At the Pan American Games in 2015, when David Blair and Jeremy went against a newcomer on the scene from Trinidad and Tobago [Akeem Stuart], Jeremy finished second, David third. Then we started preparing for world championships in October 2015, which Jeremy won and David finished second. But from that point on, I saw very good training by Jeremy but I saw David making faster progress. This is what I mean by “cracking the code”—David giving attention to every detail, leaving nothing to chance, and having 100 percent commitment. I saw David doing what Jeremy was doing in 2012. He put on 20 pounds of body weight, managed his injuries, improved his technique, had full support of his family, he had a massage therapist set up after the World Championships, a chiropractor as personal coach, and he created a village around him. When we went to our last training camp, I could see David’s throwing fitness and speed in the ring was much better than Jeremy’s. Jeremy could see it too. The bitter side was Jeremy didn’t get a medal. He had some minor set-backs along the way and at the Games simply underperformed.

You look at David’s performance—setting a Paralympic record—and you say the guy cracked the code.

Q: What’s one thing you’ve learned from your participation at the Games?

Each season and every Games is different. You have to know your athletes enough to make sure that you’re not over reaching with expectations. At this level, it’s up to the individual. The coach can’t want it more than the athlete.

Q: How do students in your classroom benefit from your experiences?

This is a part of coaching you cannot learn in the textbooks. You can only teach this type of experience to students by being there. I think students want instructors who have been in the trenches—actively coaching elite athletes, working at Olympic training camps, coaching internationally. This is definitely a point of distinction for our online athletic coaching education master’s degree program. For some of our students, my experiences would be a fantasy camp. For example, as I worked with shot putter Felisha Johnson, who was just 2 ¾ inches short of making the Olympic finals, I got to see some of the other gold medalists and world-record holders prepare. And sometimes it wasn’t all that impressive. But if you want to win the gold, you have to be good enough even on your second best day. You have to be over prepared.

When you get up close and personal with these athletes, you see a common theme—purposeful dedication on the part of everyone involved in elite performance and preparation.

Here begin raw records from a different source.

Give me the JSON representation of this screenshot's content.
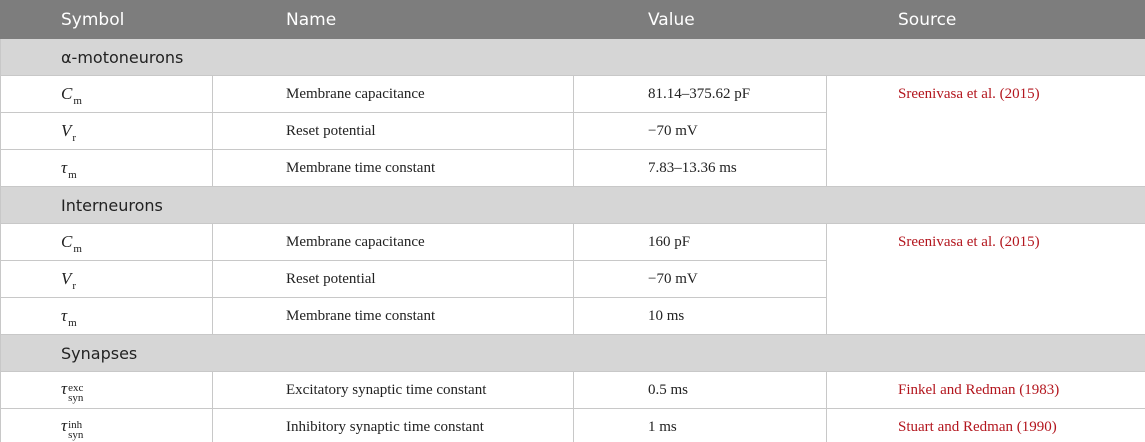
{
  "header": [
    "Symbol",
    "Name",
    "Value",
    "Source"
  ],
  "sections": [
    {
      "title": "α-motoneurons",
      "source": "Sreenivasa et al. (2015)",
      "rows": [
        {
          "symbol": {
            "base": "C",
            "sub": "m"
          },
          "name": "Membrane capacitance",
          "value": "81.14–375.62 pF"
        },
        {
          "symbol": {
            "base": "V",
            "sub": "r"
          },
          "name": "Reset potential",
          "value": "−70 mV"
        },
        {
          "symbol": {
            "base": "τ",
            "sub": "m"
          },
          "name": "Membrane time constant",
          "value": "7.83–13.36 ms"
        }
      ]
    },
    {
      "title": "Interneurons",
      "source": "Sreenivasa et al. (2015)",
      "rows": [
        {
          "symbol": {
            "base": "C",
            "sub": "m"
          },
          "name": "Membrane capacitance",
          "value": "160 pF"
        },
        {
          "symbol": {
            "base": "V",
            "sub": "r"
          },
          "name": "Reset potential",
          "value": "−70 mV"
        },
        {
          "symbol": {
            "base": "τ",
            "sub": "m"
          },
          "name": "Membrane time constant",
          "value": "10 ms"
        }
      ]
    },
    {
      "title": "Synapses",
      "rows": [
        {
          "symbol": {
            "base": "τ",
            "sub": "syn",
            "sup": "exc"
          },
          "name": "Excitatory synaptic time constant",
          "value": "0.5 ms",
          "source": "Finkel and Redman (1983)"
        },
        {
          "symbol": {
            "base": "τ",
            "sub": "syn",
            "sup": "inh"
          },
          "name": "Inhibitory synaptic time constant",
          "value": "1 ms",
          "source": "Stuart and Redman (1990)"
        }
      ]
    }
  ]
}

At the Olympic level, one thing you learn is how to take advantage of your support staff, whether medical, physiological, or psychological support. That is all factored into your program. We teach that in our athletic coaching education program—how to use your athletic trainers, chiropractors, therapists. The coach is the first line of defense. They have to observe everything: Are their hips out of line? Do the hamstrings look tight? Do you hear a cough? The coach is the one who has to have eyes and ears to the ground to make sure the right people are getting involved at the right time.

Q: What are your hopes for the 2020 Olympics?

I am going to continue to work with my Olympic and Paralympic Athletes. My passion for coaching keeps me involved. I will do my best to prepare athletes to be the best they can be and serve my profession as needed. It would be great to be in Tokyo coaching and preparing a group of athletes for the Podium. But, the experience I had in Rio—having athletes compete in both Games—will always be remembered. It was a unique, magical and life-altering exposure to sport at the highest level and afforded me some incredible perspectives on sport and my profession.